Die Galeere war während der habsburgisch-osmanischen Seekriege des 16. und 17. Jahrhunderts der von beiden Parteien am häufigsten eingesetzte Schiffstyp. Ihr Ursprung reicht bis in die Antike zurück. Im Gefecht zeichnete sie sich durch eine hohe Beweglichkeit gegenüber den stets von günstigen Winden abhängigen Vollseglern aus, besaß aber nur auf ihrem Bug Platz für ein größeres Geschütz (Kolumbrine) sowie mehrere kleinere Falcones. Sein flacher Kiel erlaubte es dem etwa 40 Meter langen Schiff, mit hoher Fahrt bis dicht an das Ufer zu gelangen. Gerade deshalb war die Galeere für die grassierende Piraterie der ideale Schiffstyp, erforderte jedoch ständig eine hohe Zahl von Ruderern. Anfangs fanden sich für diese in jeder Hinsicht strapaziöse Tätigkeit unter extrem beengten Verhältnissen noch Freiwillige, deren Zahl durch Häftlinge ergänzt werden musste. Später aber gelangten bei allen Kriegsparteien immer häufiger Gefangene auf die sich mit fürchterlicher Geschwindigkeit durch Seuchen jeder Art leerenden Ruderbänke, was christliche wie moslemische Flotten zu ausgedehnten Menschenjagden entlang der feindlichen Küsten zwang.

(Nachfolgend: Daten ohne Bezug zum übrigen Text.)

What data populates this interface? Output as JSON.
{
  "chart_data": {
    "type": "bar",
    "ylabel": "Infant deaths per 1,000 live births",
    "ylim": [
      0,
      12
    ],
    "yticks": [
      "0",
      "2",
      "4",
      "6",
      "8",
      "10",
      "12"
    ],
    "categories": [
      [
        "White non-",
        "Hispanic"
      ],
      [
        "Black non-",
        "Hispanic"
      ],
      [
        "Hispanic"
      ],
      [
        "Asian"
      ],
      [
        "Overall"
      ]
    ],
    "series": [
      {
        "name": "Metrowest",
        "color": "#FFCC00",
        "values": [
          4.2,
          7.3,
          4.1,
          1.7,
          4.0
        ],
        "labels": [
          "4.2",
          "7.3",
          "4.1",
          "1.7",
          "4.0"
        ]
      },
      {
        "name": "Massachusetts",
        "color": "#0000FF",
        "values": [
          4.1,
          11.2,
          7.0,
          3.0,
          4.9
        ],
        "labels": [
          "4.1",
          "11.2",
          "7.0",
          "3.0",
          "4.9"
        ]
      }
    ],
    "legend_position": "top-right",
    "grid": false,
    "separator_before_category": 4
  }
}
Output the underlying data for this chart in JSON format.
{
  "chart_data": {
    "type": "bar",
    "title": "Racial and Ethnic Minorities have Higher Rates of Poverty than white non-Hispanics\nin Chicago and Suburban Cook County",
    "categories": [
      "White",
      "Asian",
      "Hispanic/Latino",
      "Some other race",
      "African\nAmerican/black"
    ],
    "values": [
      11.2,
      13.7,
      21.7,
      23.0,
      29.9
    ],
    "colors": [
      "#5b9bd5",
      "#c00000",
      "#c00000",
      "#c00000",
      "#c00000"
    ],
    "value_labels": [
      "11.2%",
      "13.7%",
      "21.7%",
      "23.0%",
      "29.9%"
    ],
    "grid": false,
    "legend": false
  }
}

Der neue Admiral des Sultans hatte den Winter am Bosporus gut genutzt. Mit großzügigen Vollmachten und neuer Armada verließ Barbarossa im Mai 1534 das festlich beflaggte Konstantinopel und nahm Kurs nach Westen zu einer ausgedehnten Raubfahrt entlang der kalabrischen und neapolitanischen Küsten. Bis hinauf nach Ostia gelangten seine Schiffe, und die verängstigten Bewohner Roms stellten sich bereits auf das Schlimmste ein. Andrea Doria verblieb mit seinem unterlegenen Geschwader nur die wenig ehrenvolle Rolle des Beobachters. So schnell, wie der verwegene Pirat vor den Küsten Italiens erschienen war, so schnell verschwand Barbarossa auch wieder von der Bildfläche, stahl sich unbemerkt mit seiner Armada an Sizilien vorbei, um sich sodann seinem tatsächlichen Ziel zu nähern. Am 16. August 1534 durchbrach Barbarossa mit seinen Schiffen den Kanal von La Golleta und ließ sie im See von Tunis ankern. Die gewaltige Flotte vor seinen Toren nahm dem lokalen arabischen Potentaten jede Wahl. Mitsamt dem wichtigen Binnenhafen übergab er seine Stadt kampflos an die gefährlichen Ankömmlinge. Für die christliche Seefahrt war es ein Paukenschlag.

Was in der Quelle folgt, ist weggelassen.